A perpetual student at heart, Lewis attended classes at Columbia University Teachers College in the 1930s. He participated heavily at the Harlem Community Art Center in the 1940s and 1950s, where he met writers, musicians, and artists, including Jack Whitten. Lewis’s ongoing self-education, which included this engagement within his Harlem community, was supplemented by trips to the Museum of Modern Art, where he viewed the European masters like Vincent van Gogh and Wassily Kandinsky, and a fierce commitment to African-American social causes. The 1960s were a turning point for the artist, as he began to focus in a profound way on the subjects of race and civil rights. In response to the Ku Klux Klan, Lewis and other black artists formed Spiral, an activist group founded on a commitment to supporting the Civil Rights Movement and combatting the racism and threats posed by the white supremacist group.
He wore the hat of teacher with similar grace as that of artist, teaching art from 1965 to 1971 at Harlem Youth In Action, an antipoverty organization; and from 1972 until his death at the Art Student League. Among his honors were a Mark Rothko Foundation Grant and a National Endowment for the Arts Fellowship, both in 1972, and a Guggenheim Fellowship in 1975. His work is included in several prestigious museum collections, most notably those of The Museum of Modern Art, New York; the Smithsonian American Art Museum, Washington; the Museum of Fine Arts, Boston, and the Art Institute in Chicago.

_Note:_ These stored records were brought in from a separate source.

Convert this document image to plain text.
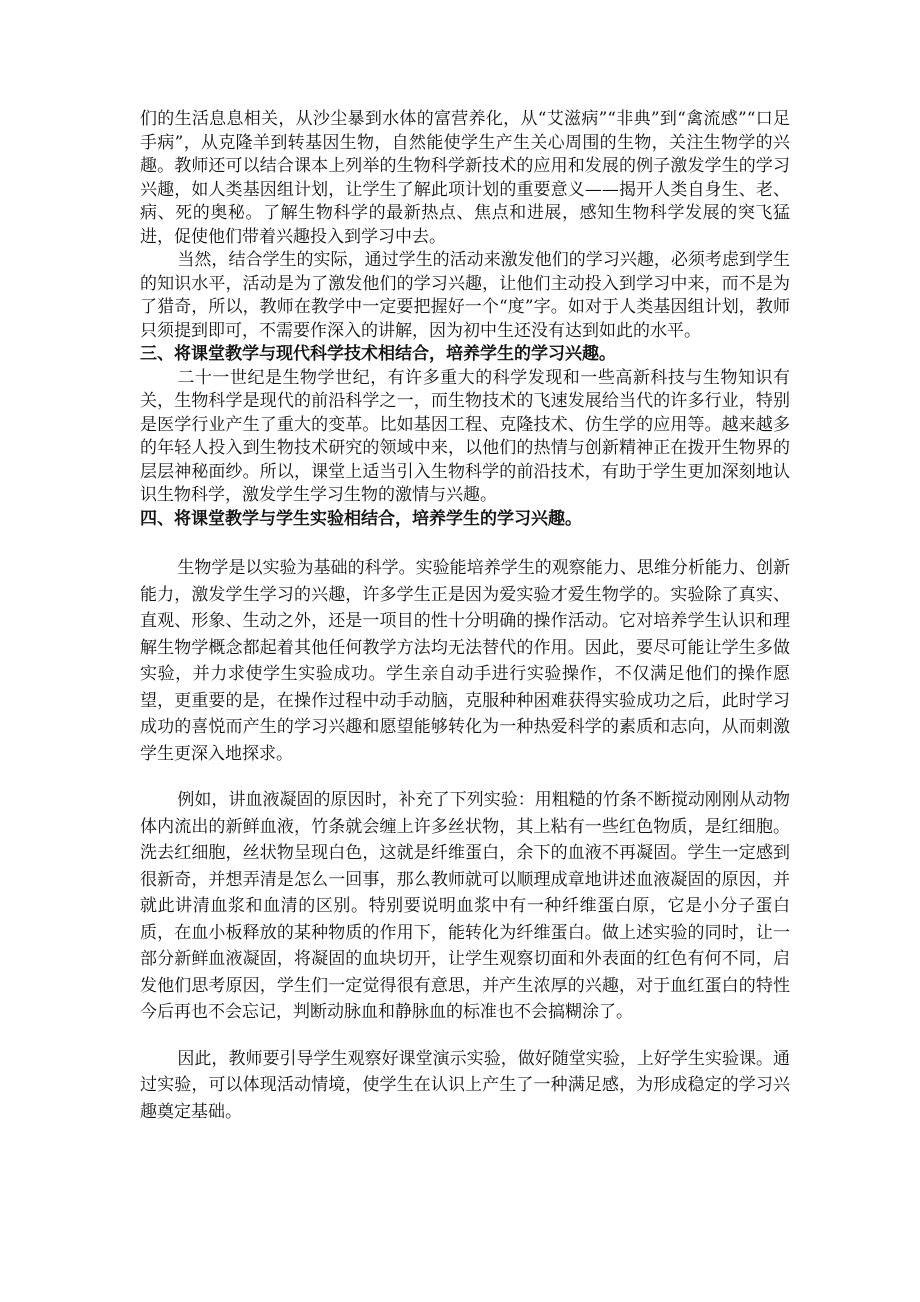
们的生活息息相关，从沙尘暴到水体的富营养化，从“艾滋病”“非典”到“禽流感”“口足手病”，从克隆羊到转基因生物，自然能使学生产生关心周围的生物，关注生物学的兴趣。教师还可以结合课本上列举的生物科学新技术的应用和发展的例子激发学生的学习兴趣，如人类基因组计划，让学生了解此项计划的重要意义——揭开人类自身生、老、病、死的奥秘。了解生物科学的最新热点、焦点和进展，感知生物科学发展的突飞猛进，促使他们带着兴趣投入到学习中去。

当然，结合学生的实际，通过学生的活动来激发他们的学习兴趣，必须考虑到学生的知识水平，活动是为了激发他们的学习兴趣，让他们主动投入到学习中来，而不是为了猎奇，所以，教师在教学中一定要把握好一个“度”字。如对于人类基因组计划，教师只须提到即可，不需要作深入的讲解，因为初中生还没有达到如此的水平。

三、将课堂教学与现代科学技术相结合，培养学生的学习兴趣。

二十一世纪是生物学世纪，有许多重大的科学发现和一些高新科技与生物知识有关，生物科学是现代的前沿科学之一，而生物技术的飞速发展给当代的许多行业，特别是医学行业产生了重大的变革。比如基因工程、克隆技术、仿生学的应用等。越来越多的年轻人投入到生物技术研究的领域中来，以他们的热情与创新精神正在拨开生物界的层层神秘面纱。所以，课堂上适当引入生物科学的前沿技术，有助于学生更加深刻地认识生物科学，激发学生学习生物的激情与兴趣。

四、将课堂教学与学生实验相结合，培养学生的学习兴趣。

生物学是以实验为基础的科学。实验能培养学生的观察能力、思维分析能力、创新能力，激发学生学习的兴趣，许多学生正是因为爱实验才爱生物学的。实验除了真实、直观、形象、生动之外，还是一项目的性十分明确的操作活动。它对培养学生认识和理解生物学概念都起着其他任何教学方法均无法替代的作用。因此，要尽可能让学生多做实验，并力求使学生实验成功。学生亲自动手进行实验操作，不仅满足他们的操作愿望，更重要的是，在操作过程中动手动脑，克服种种困难获得实验成功之后，此时学习成功的喜悦而产生的学习兴趣和愿望能够转化为一种热爱科学的素质和志向，从而刺激学生更深入地探求。

例如，讲血液凝固的原因时，补充了下列实验：用粗糙的竹条不断搅动刚刚从动物体内流出的新鲜血液，竹条就会缠上许多丝状物，其上粘有一些红色物质，是红细胞。洗去红细胞，丝状物呈现白色，这就是纤维蛋白，余下的血液不再凝固。学生一定感到很新奇，并想弄清是怎么一回事，那么教师就可以顺理成章地讲述血液凝固的原因，并就此讲清血浆和血清的区别。特别要说明血浆中有一种纤维蛋白原，它是小分子蛋白质，在血小板释放的某种物质的作用下，能转化为纤维蛋白。做上述实验的同时，让一部分新鲜血液凝固，将凝固的血块切开，让学生观察切面和外表面的红色有何不同，启发他们思考原因，学生们一定觉得很有意思，并产生浓厚的兴趣，对于血红蛋白的特性今后再也不会忘记，判断动脉血和静脉血的标准也不会搞糊涂了。

因此，教师要引导学生观察好课堂演示实验，做好随堂实验，上好学生实验课。通过实验，可以体现活动情境，使学生在认识上产生了一种满足感，为形成稳定的学习兴趣奠定基础。
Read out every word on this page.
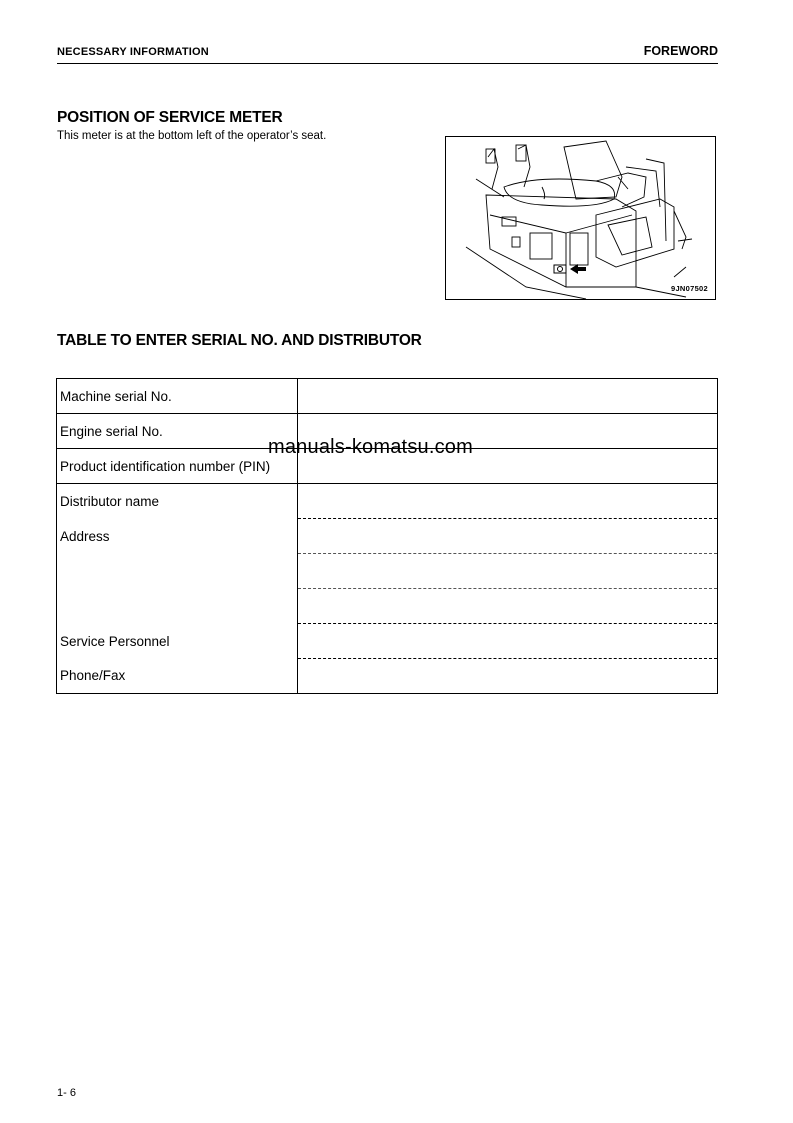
NECESSARY INFORMATION	FOREWORD
POSITION OF SERVICE METER
This meter is at the bottom left of the operator’s seat.
9JN07502
TABLE TO ENTER SERIAL NO. AND DISTRIBUTOR
Machine serial No.	
Engine serial No.	
Product identification number (PIN)	
Distributor name	
Address	

Service Personnel	
Phone/Fax	
manuals-komatsu.com
1- 6
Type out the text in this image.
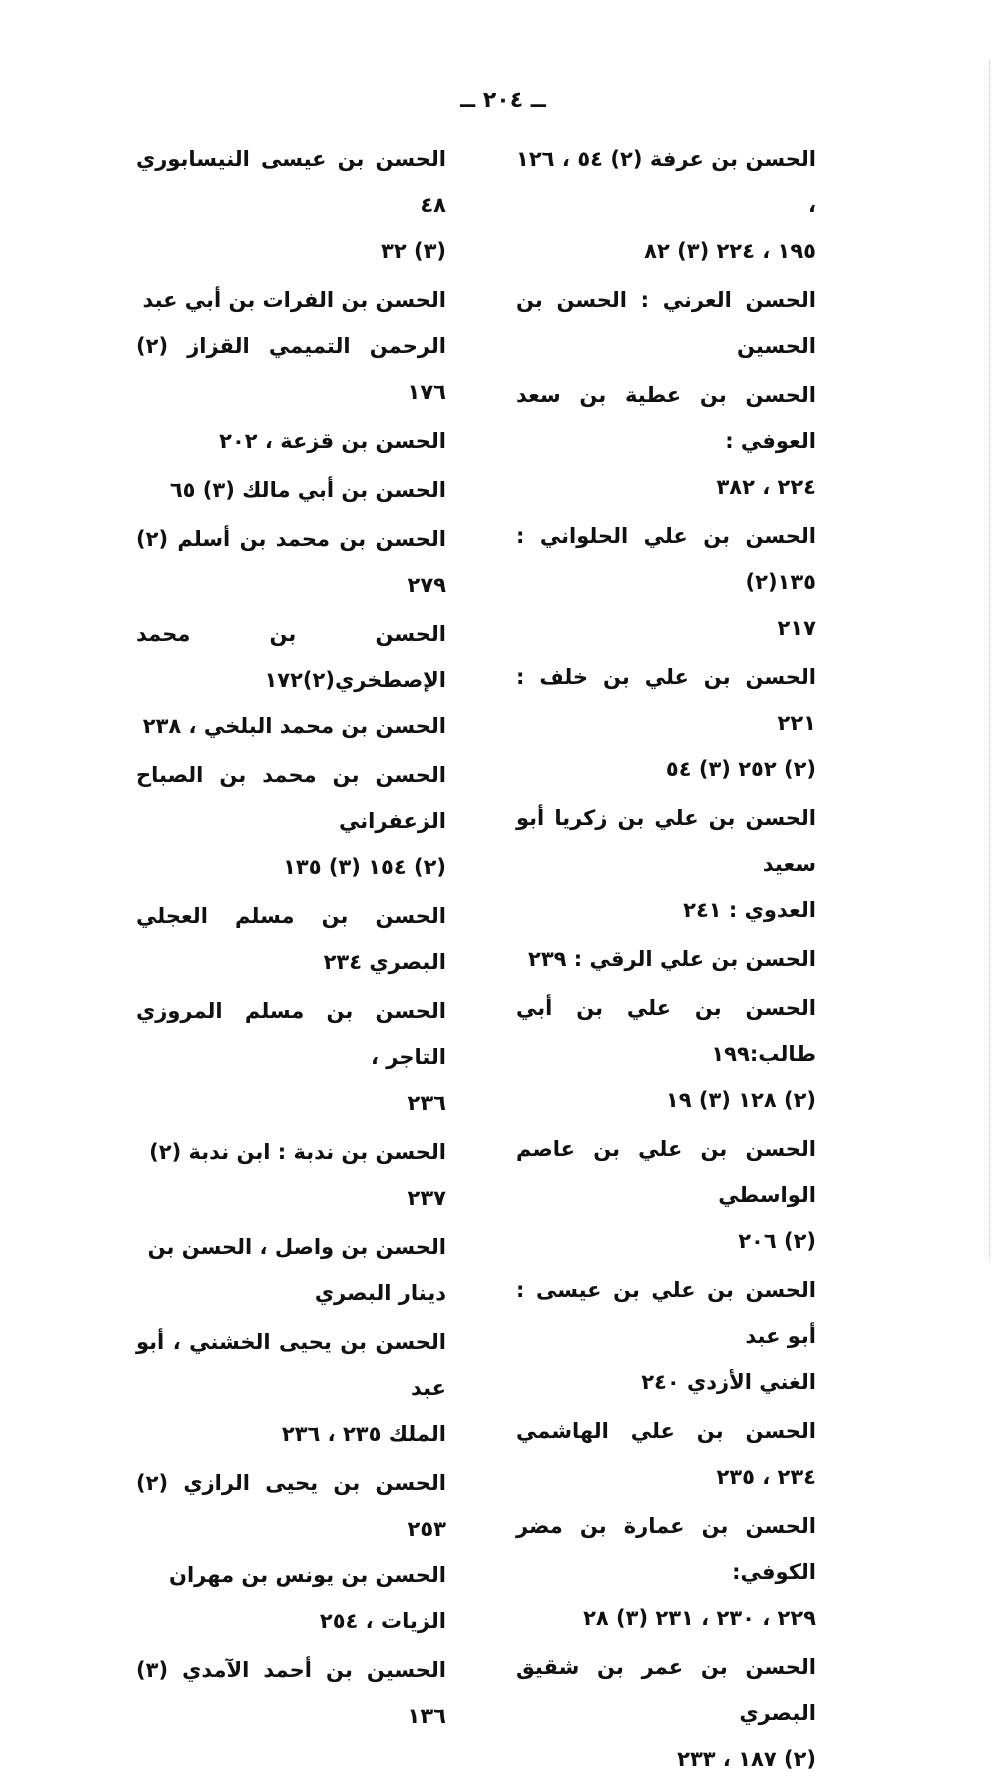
ــ ٢٠٤ ــ
الحسن بن عرفة (٢) ٥٤ ، ١٢٦ ،
١٩٥ ، ٢٢٤ (٣) ٨٢
الحسن العرني : الحسن بن الحسين
الحسن بن عطية بن سعد العوفي :
٢٢٤ ، ٣٨٢
الحسن بن علي الحلواني : ١٣٥(٢)
٢١٧
الحسن بن علي بن خلف : ٢٢١
(٢) ٢٥٢ (٣) ٥٤
الحسن بن علي بن زكريا أبو سعيد
العدوي : ٢٤١
الحسن بن علي الرقي : ٢٣٩
الحسن بن علي بن أبي طالب:١٩٩
(٢) ١٢٨ (٣) ١٩
الحسن بن علي بن عاصم الواسطي
(٢) ٢٠٦
الحسن بن علي بن عيسى : أبو عبد
الغني الأزدي ٢٤٠
الحسن بن علي الهاشمي ٢٣٤ ، ٢٣٥
الحسن بن عمارة بن مضر الكوفي:
٢٢٩ ، ٢٣٠ ، ٢٣١ (٣) ٢٨
الحسن بن عمر بن شقيق البصري
(٢) ١٨٧ ، ٢٣٣
الحسن بن عيسى النيسابوري ٤٨
(٣) ٣٢
الحسن بن الفرات بن أبي عبد
الرحمن التميمي القزاز (٢) ١٧٦
الحسن بن قزعة ، ٢٠٢
الحسن بن أبي مالك (٣) ٦٥
الحسن بن محمد بن أسلم (٢) ٢٧٩
الحسن بن محمد الإصطخري(٢)١٧٢
الحسن بن محمد البلخي ، ٢٣٨
الحسن بن محمد بن الصباح الزعفراني
(٢) ١٥٤ (٣) ١٣٥
الحسن بن مسلم العجلي البصري ٢٣٤
الحسن بن مسلم المروزي التاجر ،
٢٣٦
الحسن بن ندبة : ابن ندبة (٢)
٢٣٧
الحسن بن واصل ، الحسن بن
دينار البصري
الحسن بن يحيى الخشني ، أبو عبد
الملك ٢٣٥ ، ٢٣٦
الحسن بن يحيى الرازي (٢) ٢٥٣
الحسن بن يونس بن مهران
الزيات ، ٢٥٤
الحسين بن أحمد الآمدي (٣) ١٣٦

Lewis passed away in 1979 in New York. Recently honored with a major retrospective, Procession: The Art of Norman Lewis, which traveled to the Pennsylvania Academy of the Fine Arts in Philadelphia, Amon Carter Museum of American Art in Fort Worth, and the Chicago Cultural Center, Lewis is only now gaining the significant critical and academic acclaim that he has long been overdue.